El caso se originó en un curso de entrenamiento básico en el que los instructores modificaron el lugar previsto inicialmente. Allí, según se probó, fueron sometidos a exigencias físicas extremas, con escasa alimentación e hidratación y en condiciones climáticas adversas.
El tribunal describió que, si bien este tipo de cursos implica un alto nivel de exigencia, “en modo alguno resultan aceptables tratos denigrantes como los aquí juzgados, que atentaron contra la dignidad de las personas que lo cursaron”.
Durante el entrenamiento se acreditaron distintas prácticas abusivas. También se verificó la falta de comida suficiente.

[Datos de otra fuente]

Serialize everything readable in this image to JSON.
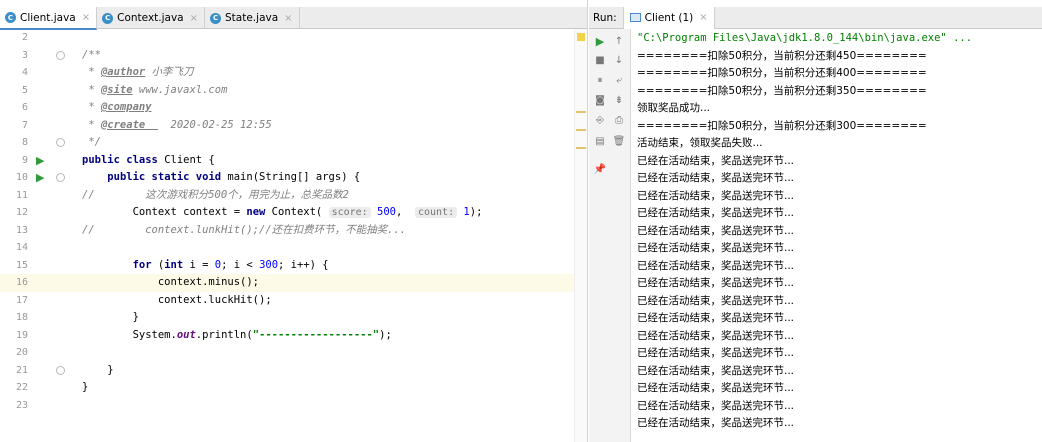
{
  "editor": {
    "tabs": [
      {
        "label": "Client.java",
        "close": "×"
      },
      {
        "label": "Context.java",
        "close": "×"
      },
      {
        "label": "State.java",
        "close": "×"
      }
    ],
    "tab_icon": "C",
    "lines": [
      {
        "n": "2",
        "html": ""
      },
      {
        "n": "3",
        "html": "<span class=\"cm\">/**</span>"
      },
      {
        "n": "4",
        "html": "<span class=\"cm\"> * </span><span class=\"tag\">@author</span><span class=\"cm\"> 小李飞刀</span>"
      },
      {
        "n": "5",
        "html": "<span class=\"cm\"> * </span><span class=\"tag\">@site</span><span class=\"cm\"> www.javaxl.com</span>"
      },
      {
        "n": "6",
        "html": "<span class=\"cm\"> * </span><span class=\"tag\">@company</span>"
      },
      {
        "n": "7",
        "html": "<span class=\"cm\"> * </span><span class=\"tag\">@create  </span><span class=\"cm\">  2020-02-25 12:55</span>"
      },
      {
        "n": "8",
        "html": "<span class=\"cm\"> */</span>"
      },
      {
        "n": "9",
        "html": "<span class=\"kw\">public class </span>Client {"
      },
      {
        "n": "10",
        "html": "    <span class=\"kw\">public static void </span>main(String[] args) {"
      },
      {
        "n": "11",
        "html": "<span class=\"cm\">//        这次游戏积分500个，用完为止，总奖品数2</span>"
      },
      {
        "n": "12",
        "html": "        Context context = <span class=\"kw\">new </span>Context( <span class=\"hint\">score:</span> <span class=\"num\">500</span>,  <span class=\"hint\">count:</span> <span class=\"num\">1</span>);"
      },
      {
        "n": "13",
        "html": "<span class=\"cm\">//        context.lunkHit();//还在扣费环节，不能抽奖...</span>"
      },
      {
        "n": "14",
        "html": ""
      },
      {
        "n": "15",
        "html": "        <span class=\"kw\">for </span>(<span class=\"kw\">int </span>i = <span class=\"num\">0</span>; i &lt; <span class=\"num\">300</span>; i++) {"
      },
      {
        "n": "16",
        "html": "            context.minus();"
      },
      {
        "n": "17",
        "html": "            context.luckHit();"
      },
      {
        "n": "18",
        "html": "        }"
      },
      {
        "n": "19",
        "html": "        System.<span class=\"fld\">out</span>.println(<span class=\"str\">\"------------------\"</span>);"
      },
      {
        "n": "20",
        "html": ""
      },
      {
        "n": "21",
        "html": "    }"
      },
      {
        "n": "22",
        "html": "}"
      },
      {
        "n": "23",
        "html": ""
      }
    ]
  },
  "run": {
    "label": "Run:",
    "tab_label": "Client (1)",
    "tab_close": "×",
    "output": [
      "\"C:\\Program Files\\Java\\jdk1.8.0_144\\bin\\java.exe\" ...",
      "========扣除50积分，当前积分还剩450========",
      "========扣除50积分，当前积分还剩400========",
      "========扣除50积分，当前积分还剩350========",
      "领取奖品成功...",
      "========扣除50积分，当前积分还剩300========",
      "活动结束，领取奖品失败...",
      "已经在活动结束，奖品送完环节...",
      "已经在活动结束，奖品送完环节...",
      "已经在活动结束，奖品送完环节...",
      "已经在活动结束，奖品送完环节...",
      "已经在活动结束，奖品送完环节...",
      "已经在活动结束，奖品送完环节...",
      "已经在活动结束，奖品送完环节...",
      "已经在活动结束，奖品送完环节...",
      "已经在活动结束，奖品送完环节...",
      "已经在活动结束，奖品送完环节...",
      "已经在活动结束，奖品送完环节...",
      "已经在活动结束，奖品送完环节...",
      "已经在活动结束，奖品送完环节...",
      "已经在活动结束，奖品送完环节...",
      "已经在活动结束，奖品送完环节...",
      "已经在活动结束，奖品送完环节..."
    ]
  }
}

El fallo señaló que en este caso los instructores “se excedieron y abusaron de la autoridad conferida”.
El hecho más grave ocurrió cuando un grupo fue obligado a ingresar al mar sin medidas de seguridad, con uniforme, armas y cargando un tronco. Uno de los cursantes había advertido que no sabía nadar, pero igualmente se le ordenó participar.
El tribunal sostuvo que esa decisión generó un riesgo indebido y que los responsables no adoptaron medidas para evitar el desenlace. En ese sentido, afirmó que “haberle exigido a los cursantes la realización de esa actividad importó la creación de un riesgo no permitido”.
También remarcó que los instructores y el coordinador tenían la obligación de cuidar a los participantes. Sin embargo, no intervinieron a tiempo para frenar la situación. Según el fallo, “tuvieron tiempo para rectificar el ejercicio y/o detenerlo; estuvo en sus manos salvar la vida de Gabriel”.
Además, la sentencia destacó el rol de Gattoni como responsable del curso. Aunque su defensa intentó limitar su función a tareas administrativas, el tribunal entendió que actuó como jefe y tenía control sobre lo que ocurría.
En ese sentido, indicó que “no solo ideó el curso, lo proyectó y escogió a los instructores”, sino que además estuvo presente durante el desarrollo de las actividades y tenía la obligación de intervenir ante situaciones de riesgo.
Sobre el conjunto de hechos, el tribunal concluyó que no se trató de un único episodio, sino de conductas distintas. Por un lado, los malos tratos y abusos durante el curso; por otro, la actividad que terminó con la muerte del joven. Por eso consideró que correspondía mantener las condenas por ambos hechos.
Finalmente, el fallo advirtió sobre el impacto institucional del caso y cuestionó las prácticas utilizadas en la formación. Señaló que “este tipo de conductas deben ser erradicadas de los cursos de formación de agentes policiales” y remarcó la necesidad de que los entrenamientos respeten la dignidad de las personas.